Lange hat man Renate Schlögl, die in Behinderteneinrichtungen betreut wurde, nicht zugetraut, allein zu wohnen. Seit 2013 beweist sie es allen.

TELFS/OBERPERFUSS. Lange Jahre verbrachte Renate S. aus Oberperferin in Behinderteneinrichtungen, wo ihr viel abgenommen wurde. Noch im Alter von 40 Jahren wurde sie wie ein Kind behandelt und man warnte sie, Herd und Messer zu verwenden. Das Angebot, eine Gemeindewohnung in Telfs zu beziehen, wurde daher sehr zögerlich behandelt.

Positive Entwicklung

„Wir haben es ihr zugetraut“, erinnert sich Andrea Gerhold von der Lebenshilfe Tirol, die Renate Schlögl seit 2012 begleitet hat.
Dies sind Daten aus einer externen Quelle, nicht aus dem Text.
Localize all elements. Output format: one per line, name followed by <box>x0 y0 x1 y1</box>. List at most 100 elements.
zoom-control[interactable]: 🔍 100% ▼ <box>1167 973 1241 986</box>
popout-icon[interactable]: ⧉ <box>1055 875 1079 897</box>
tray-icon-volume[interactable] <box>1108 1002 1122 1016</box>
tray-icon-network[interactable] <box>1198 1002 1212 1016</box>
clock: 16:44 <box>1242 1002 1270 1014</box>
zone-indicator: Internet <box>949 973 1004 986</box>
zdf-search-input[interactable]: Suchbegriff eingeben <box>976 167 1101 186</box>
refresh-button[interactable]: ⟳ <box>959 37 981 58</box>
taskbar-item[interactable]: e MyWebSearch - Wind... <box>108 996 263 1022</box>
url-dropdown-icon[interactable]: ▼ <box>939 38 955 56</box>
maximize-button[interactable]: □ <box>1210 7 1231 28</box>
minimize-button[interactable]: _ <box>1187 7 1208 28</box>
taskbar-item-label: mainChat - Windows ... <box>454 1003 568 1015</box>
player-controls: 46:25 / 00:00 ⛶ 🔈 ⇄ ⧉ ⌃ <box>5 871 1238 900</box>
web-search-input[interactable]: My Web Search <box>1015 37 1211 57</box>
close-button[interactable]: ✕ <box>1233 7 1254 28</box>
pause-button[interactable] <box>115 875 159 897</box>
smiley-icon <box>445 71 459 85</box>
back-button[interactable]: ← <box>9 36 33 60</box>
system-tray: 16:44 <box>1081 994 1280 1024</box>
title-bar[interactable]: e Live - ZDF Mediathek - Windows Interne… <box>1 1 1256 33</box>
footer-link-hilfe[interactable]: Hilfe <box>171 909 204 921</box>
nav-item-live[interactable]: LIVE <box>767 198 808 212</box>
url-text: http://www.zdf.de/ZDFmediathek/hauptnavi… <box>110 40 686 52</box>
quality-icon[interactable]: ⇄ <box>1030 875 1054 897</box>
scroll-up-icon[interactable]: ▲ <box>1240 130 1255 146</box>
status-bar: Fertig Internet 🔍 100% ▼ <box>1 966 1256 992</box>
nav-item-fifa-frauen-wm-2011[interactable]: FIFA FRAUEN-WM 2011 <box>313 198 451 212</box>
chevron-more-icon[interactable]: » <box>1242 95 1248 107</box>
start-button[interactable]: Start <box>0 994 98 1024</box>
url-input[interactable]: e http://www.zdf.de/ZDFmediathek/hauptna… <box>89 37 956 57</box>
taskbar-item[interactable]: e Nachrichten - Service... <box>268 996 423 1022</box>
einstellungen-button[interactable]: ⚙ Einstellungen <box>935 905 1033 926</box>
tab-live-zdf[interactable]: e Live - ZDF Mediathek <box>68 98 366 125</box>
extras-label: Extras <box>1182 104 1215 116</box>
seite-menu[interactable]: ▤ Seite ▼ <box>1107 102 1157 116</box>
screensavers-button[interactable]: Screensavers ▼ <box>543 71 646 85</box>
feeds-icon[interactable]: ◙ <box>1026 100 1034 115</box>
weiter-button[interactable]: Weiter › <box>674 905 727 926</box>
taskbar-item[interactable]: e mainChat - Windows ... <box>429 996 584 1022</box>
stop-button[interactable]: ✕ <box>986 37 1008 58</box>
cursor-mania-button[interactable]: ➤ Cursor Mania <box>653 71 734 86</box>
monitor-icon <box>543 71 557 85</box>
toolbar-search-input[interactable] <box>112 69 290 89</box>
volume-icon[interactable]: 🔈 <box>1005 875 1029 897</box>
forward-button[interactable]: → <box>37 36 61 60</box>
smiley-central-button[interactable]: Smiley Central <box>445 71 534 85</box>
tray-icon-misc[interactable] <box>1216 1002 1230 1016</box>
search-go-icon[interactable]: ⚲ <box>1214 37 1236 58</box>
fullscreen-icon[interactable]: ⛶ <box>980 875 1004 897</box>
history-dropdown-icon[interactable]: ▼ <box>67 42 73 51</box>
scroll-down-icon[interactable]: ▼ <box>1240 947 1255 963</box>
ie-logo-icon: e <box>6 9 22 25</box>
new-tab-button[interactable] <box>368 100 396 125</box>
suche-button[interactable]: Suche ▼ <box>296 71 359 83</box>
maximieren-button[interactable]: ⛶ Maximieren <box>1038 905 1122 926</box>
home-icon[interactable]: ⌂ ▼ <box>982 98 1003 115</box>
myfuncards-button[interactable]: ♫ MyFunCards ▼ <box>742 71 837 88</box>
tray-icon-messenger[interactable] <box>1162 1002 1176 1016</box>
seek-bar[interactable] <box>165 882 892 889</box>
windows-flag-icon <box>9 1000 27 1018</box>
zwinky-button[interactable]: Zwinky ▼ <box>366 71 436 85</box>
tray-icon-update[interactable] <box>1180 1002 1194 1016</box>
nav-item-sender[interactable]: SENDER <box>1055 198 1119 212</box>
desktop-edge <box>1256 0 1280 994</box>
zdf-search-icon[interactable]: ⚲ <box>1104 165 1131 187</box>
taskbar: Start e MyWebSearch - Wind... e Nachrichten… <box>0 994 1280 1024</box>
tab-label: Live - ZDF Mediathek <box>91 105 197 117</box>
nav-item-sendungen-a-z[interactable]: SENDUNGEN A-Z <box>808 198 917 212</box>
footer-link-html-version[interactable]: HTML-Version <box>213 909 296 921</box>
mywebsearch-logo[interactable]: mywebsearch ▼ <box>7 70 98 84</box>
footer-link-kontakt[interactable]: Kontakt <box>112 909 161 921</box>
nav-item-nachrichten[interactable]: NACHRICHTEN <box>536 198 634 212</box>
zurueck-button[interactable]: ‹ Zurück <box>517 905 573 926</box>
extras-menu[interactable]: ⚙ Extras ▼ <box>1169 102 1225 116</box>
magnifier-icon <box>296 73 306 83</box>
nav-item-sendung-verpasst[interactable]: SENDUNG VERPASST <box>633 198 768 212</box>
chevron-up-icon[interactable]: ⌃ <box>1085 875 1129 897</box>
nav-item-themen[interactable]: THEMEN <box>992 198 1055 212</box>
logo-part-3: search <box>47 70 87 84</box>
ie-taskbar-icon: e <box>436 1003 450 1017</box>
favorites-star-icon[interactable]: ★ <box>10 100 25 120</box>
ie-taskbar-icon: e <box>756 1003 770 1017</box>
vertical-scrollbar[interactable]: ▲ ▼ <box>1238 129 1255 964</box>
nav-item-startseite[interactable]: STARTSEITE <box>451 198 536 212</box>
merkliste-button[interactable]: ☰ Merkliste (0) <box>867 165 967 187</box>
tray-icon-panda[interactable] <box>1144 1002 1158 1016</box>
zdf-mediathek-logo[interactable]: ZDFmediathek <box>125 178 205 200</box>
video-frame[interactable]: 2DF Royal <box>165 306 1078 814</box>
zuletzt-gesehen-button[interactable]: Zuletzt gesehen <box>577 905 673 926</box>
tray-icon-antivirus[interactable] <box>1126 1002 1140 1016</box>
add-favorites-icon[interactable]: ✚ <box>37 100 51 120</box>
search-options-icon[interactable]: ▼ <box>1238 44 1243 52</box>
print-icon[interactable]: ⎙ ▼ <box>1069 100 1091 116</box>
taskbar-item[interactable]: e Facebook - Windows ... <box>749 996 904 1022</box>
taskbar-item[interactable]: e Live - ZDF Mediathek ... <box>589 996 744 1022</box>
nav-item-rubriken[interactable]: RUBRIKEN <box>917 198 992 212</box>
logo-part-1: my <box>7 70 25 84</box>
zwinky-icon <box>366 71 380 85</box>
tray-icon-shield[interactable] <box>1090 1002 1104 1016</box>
Sie verfolgt die außergewöhnlich positive Entwicklung mit Freude: „Früher war jede Veränderung purer Stress. Heute traut sie sich schon mehr zu und übernimmt vieles im Haushalt selbst.".
„I bin gern in meiner Wohnung. Da kann ich tun was ich will“, erklärt Renate Schlögl. Hier hat sie die Ruhe um zu häckeln, Gitarre zu spielen, Tagebuch zu schreiben oder zu beten. „Meine Mama ist heuer gestorben. I denk no oft an sie.“ Mit ihrer Assistentin hat sie ein Erinnerungsbuch angelegt, in dem sie Bilder und tröstliche Gedanken sammelt.
Untertags arbeitet Renate Schlögl als Verkäuferin im „Willkommen-Second-Hand für Kinder“. Dort gefällt es ihr so gut, dass sie nicht einmal auf Urlaub fahren will: „Meine Heimat ist jetzt Telfs.“

Renate Schlögl beim Einkaufen
Renate Schlögl kennt die wichtigsten Wege – und die Leute kennen sie. (Foto: Lebenshilfe)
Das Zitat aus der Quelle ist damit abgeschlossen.